SN 2005bc
SN 2005bc was a Type Ia supernova[3] occurring in the barred spiral galaxy NGC 5698,[1] located in the northern constellation of Boötes. SN 2005bc was discovered on 2 April 2005 by LOSS and independently by Tim Puckett and L. Cox.[4] It was positioned at an offset of 4.6″ east and 7.5″ north of the galactic nucleus.[1] The supernova was at magnitude 16.4 at discovery, and quickly rose to a peak magnitude of around 15.3 (in visible light) just over a week after discovery. It showed an expansion velocity of 12,000 km/s.[3] By mid-May, the supernova had faded to 17th magnitude.

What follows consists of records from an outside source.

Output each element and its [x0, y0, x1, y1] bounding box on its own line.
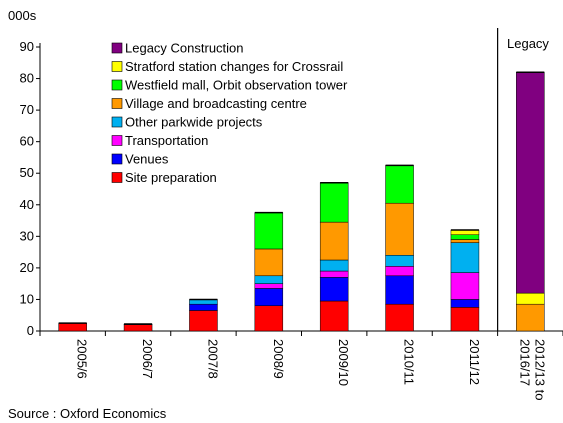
- svg-text:2005/6: 2005/6: [75, 339, 90, 379]
- legend-label: Transportation: [125, 133, 208, 148]
- svg-text:2011/12: 2011/12: [467, 339, 482, 385]
- legend-swatch: [111, 116, 123, 128]
- bar-segment: [385, 165, 414, 204]
- legend-label: Westfield mall, Orbit observation tower: [125, 78, 348, 93]
- bar-segment: [254, 212, 284, 250]
- bar-segment: [385, 275, 414, 305]
- bar-segment: [516, 292, 545, 305]
- y-tick-label: 10: [20, 291, 34, 306]
- x-tick-label: 2010/11: [402, 339, 417, 385]
- bar-segment: [189, 303, 218, 311]
- bar-segment: [385, 303, 414, 332]
- bar-segment: [319, 270, 349, 278]
- bar-segment: [450, 307, 480, 332]
- y-tick-label: 20: [20, 260, 34, 275]
- y-tick-label: 0: [27, 323, 34, 338]
- legend-swatch: [111, 172, 123, 183]
- legend-label: Village and broadcasting centre: [125, 96, 307, 111]
- bar-segment: [319, 300, 349, 332]
- legend-label: Other parkwide projects: [125, 115, 263, 130]
- x-tick-label: 2009/10: [336, 339, 351, 386]
- bar-segment: [450, 239, 480, 243]
- svg-text:2009/10: 2009/10: [336, 339, 351, 386]
- x-tick-label: 2008/9: [271, 339, 286, 379]
- bars: [58, 71, 545, 332]
- legend-label: Venues: [125, 152, 169, 167]
- bar-segment: [450, 234, 480, 240]
- bar-segment: [450, 272, 480, 300]
- x-tick-label: 2012/13 to2016/17: [517, 339, 547, 400]
- bar-segment: [450, 242, 480, 273]
- y-tick-label: 90: [20, 39, 34, 54]
- bar-segment: [254, 288, 284, 307]
- x-tick-label: 2011/12: [467, 339, 482, 385]
- x-tick-label: 2005/6: [75, 339, 90, 379]
- svg-text:2012/13 to2016/17: 2012/13 to2016/17: [517, 339, 547, 400]
- legend-swatch: [111, 153, 123, 165]
- source-note: Source : Oxford Economics: [8, 406, 167, 421]
- bar-segment: [319, 182, 349, 223]
- bar-segment: [254, 305, 284, 332]
- bar-segment: [123, 324, 153, 332]
- bar-segment: [58, 322, 87, 332]
- bar-segment: [254, 275, 284, 284]
- svg-text:2006/7: 2006/7: [140, 339, 155, 379]
- bar-segment: [319, 259, 349, 272]
- bar-segment: [254, 283, 284, 289]
- legend-swatch: [111, 61, 123, 72]
- bar-segment: [385, 202, 414, 256]
- legend-label: Site preparation: [125, 170, 217, 185]
- legend-swatch: [111, 135, 123, 146]
- svg-text:2008/9: 2008/9: [271, 339, 286, 379]
- y-axis-unit-label: 000s: [8, 8, 37, 23]
- bar-segment: [516, 303, 545, 332]
- bar-segment: [319, 277, 349, 302]
- y-tick-label: 60: [20, 134, 34, 149]
- y-tick-label: 40: [20, 197, 34, 212]
- x-tick-label: 2006/7: [140, 339, 155, 379]
- svg-text:2007/8: 2007/8: [205, 339, 220, 379]
- legend-swatch: [111, 42, 123, 54]
- x-tick-label: 2007/8: [205, 339, 220, 379]
- y-tick-label: 30: [20, 228, 34, 243]
- axes: 0 10 20 30 40 50 60 70 80 90 2005/6 2006/7 2007/8 200…: [20, 28, 563, 400]
- svg-text:2010/11: 2010/11: [402, 339, 417, 385]
- y-tick-label: 50: [20, 165, 34, 180]
- y-tick-label: 70: [20, 102, 34, 117]
- legacy-section-label: Legacy: [507, 36, 549, 51]
- bar-segment: [450, 299, 480, 308]
- bar-segment: [385, 255, 414, 267]
- bar-segment: [254, 248, 284, 277]
- bar-segment: [319, 221, 349, 261]
- legend: Legacy Construction Stratford station cha…: [111, 41, 348, 185]
- legend-swatch: [111, 79, 123, 91]
- legend-label: Stratford station changes for Crossrail: [125, 59, 343, 74]
- bar-segment: [189, 310, 218, 332]
- bar-segment: [516, 71, 545, 294]
- y-tick-label: 80: [20, 71, 34, 86]
- legend-swatch: [111, 98, 123, 109]
- legend-label: Legacy Construction: [125, 41, 244, 56]
- bar-segment: [385, 266, 414, 277]
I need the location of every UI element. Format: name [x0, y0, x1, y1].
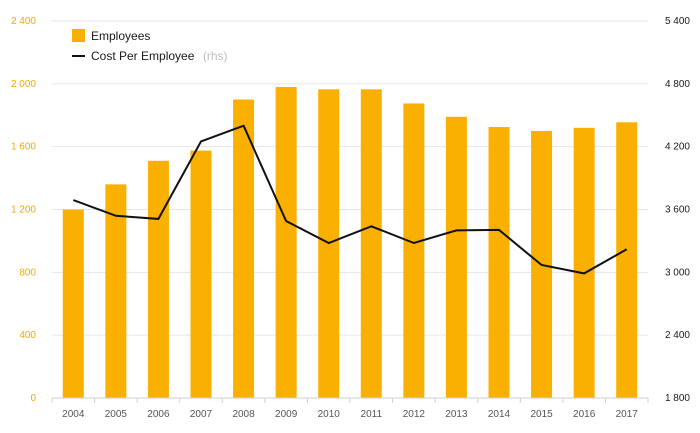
right-tick-label: 5 400: [665, 16, 690, 27]
x-tick-label: 2015: [530, 409, 553, 420]
x-tick-label: 2012: [403, 409, 426, 420]
right-tick-label: 4 200: [665, 142, 690, 153]
legend: Employees Cost Per Employee (rhs): [72, 29, 228, 64]
x-tick-label: 2004: [62, 409, 85, 420]
bar-employees-2008: [233, 99, 255, 399]
left-tick-label: 400: [19, 330, 36, 341]
x-tick-label: 2005: [105, 409, 128, 420]
right-tick-label: 3 000: [665, 267, 690, 278]
legend-label-cost-note: (rhs): [203, 49, 228, 63]
x-tick-label: 2013: [445, 409, 468, 420]
bar-employees-2006: [147, 160, 169, 398]
left-tick-label: 2 400: [11, 16, 36, 27]
gridlines: [52, 20, 648, 336]
left-axis-ticks: 0 400 800 1 200 1 600 2 000 2 400: [11, 16, 36, 404]
bar-employees-2009: [275, 86, 297, 398]
cost-per-employee-line: [72, 124, 628, 275]
legend-label-cost: Cost Per Employee (rhs): [91, 47, 228, 64]
right-tick-label: 1 800: [665, 393, 690, 404]
employees-bars: [62, 86, 638, 399]
bar-employees-2016: [573, 127, 595, 399]
x-tick-label: 2010: [318, 409, 341, 420]
left-tick-label: 1 200: [11, 205, 36, 216]
bar-employees-2005: [105, 184, 127, 398]
legend-label-cost-text: Cost Per Employee: [91, 49, 195, 63]
bar-employees-2017: [616, 122, 638, 398]
right-tick-label: 4 800: [665, 79, 690, 90]
right-tick-label: 2 400: [665, 330, 690, 341]
left-tick-label: 2 000: [11, 79, 36, 90]
x-tick-label: 2006: [147, 409, 170, 420]
x-tick-label: 2017: [616, 409, 639, 420]
right-axis-ticks: 1 800 2 400 3 000 3 600 4 200 4 800 5 400: [665, 16, 690, 404]
bar-employees-2013: [445, 116, 467, 398]
left-tick-label: 1 600: [11, 142, 36, 153]
legend-label-employees: Employees: [91, 29, 150, 43]
x-axis-ticks: 2004 2005 2006 2007 2008 2009 2010 2011 2012 2013…: [51, 398, 649, 420]
left-tick-label: 800: [19, 267, 36, 278]
right-tick-label: 3 600: [665, 205, 690, 216]
left-tick-label: 0: [30, 393, 36, 404]
x-tick-label: 2011: [361, 409, 383, 420]
legend-swatch-employees: [72, 29, 85, 42]
bar-employees-2014: [488, 127, 510, 398]
bar-employees-2011: [360, 89, 382, 399]
bar-employees-2012: [403, 103, 425, 398]
x-tick-label: 2008: [232, 409, 255, 420]
x-tick-label: 2016: [573, 409, 596, 420]
x-tick-label: 2007: [190, 409, 213, 420]
bar-employees-2004: [62, 209, 84, 398]
bar-employees-2007: [190, 150, 212, 398]
x-tick-label: 2014: [488, 409, 511, 420]
x-tick-label: 2009: [275, 409, 298, 420]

|  SN 2005bc in NGC 5698 just over a week after peak brightness | |
| Event type | Supernova | 
|---|---|
| Type Ia[1] | |
| Date | 2 April 2005[1] | 
| Constellation | Boötes | 
| Right ascension | 14h 37m 14.78s[1] | 
| Declination | +38° 27′ 23.1″[1] | 
| Epoch | J2000.0 | 
| Galactic coordinates | Long 66.76° Lat 65.17° | 
| Distance | 129.3 Mly (39.63 Mpc)[2] | 
| Redshift | 0.0132, 0.0122  | 
| Host | NGC 5698[1] | 
| Progenitor type | white dwarf | 
| Peak apparent magnitude | +16.6[1] | 
The host galaxy, NGC 5698, along with the supernova lie approximately 129 million light-years (~40 million parsecs) from Earth.[2] As the supernova was of Type Ia, its progenitor star was a compact white dwarf star that exceeded the Chandrasekhar limit.
References
    
- Barbon, R.; et al. (2008), "Asiago Supernova Catalogue", CDS/ADC Collection of Electronic Catalogues, Bibcode:2008yCat....1.2024B.
- Tully, R. Brent; et al. (August 2016), "Cosmicflows-3", The Astronomical Journal, 152 (2): 21, arXiv:1605.01765, Bibcode:2016AJ....152...50T, doi:10.3847/0004-6256/152/2/50, 50.
- Modjaz, M.; Kirshner, R.; Challis, P.; Nutzman, P. (April 2005), Green, D. W. E. (ed.), "Supernova 2005bc in NGC 5698", Central Bureau Electronic Telegrams, 132 (1), Bibcode:2005CBET..132....1M.
- Burket, J.; et al. (April 2005), Green, D. W. E. (ed.), "Supernovae 2005az, 2005bb, and 2005bc", IAU Circular, 8504 (2), Bibcode:2005IAUC.8504....2B.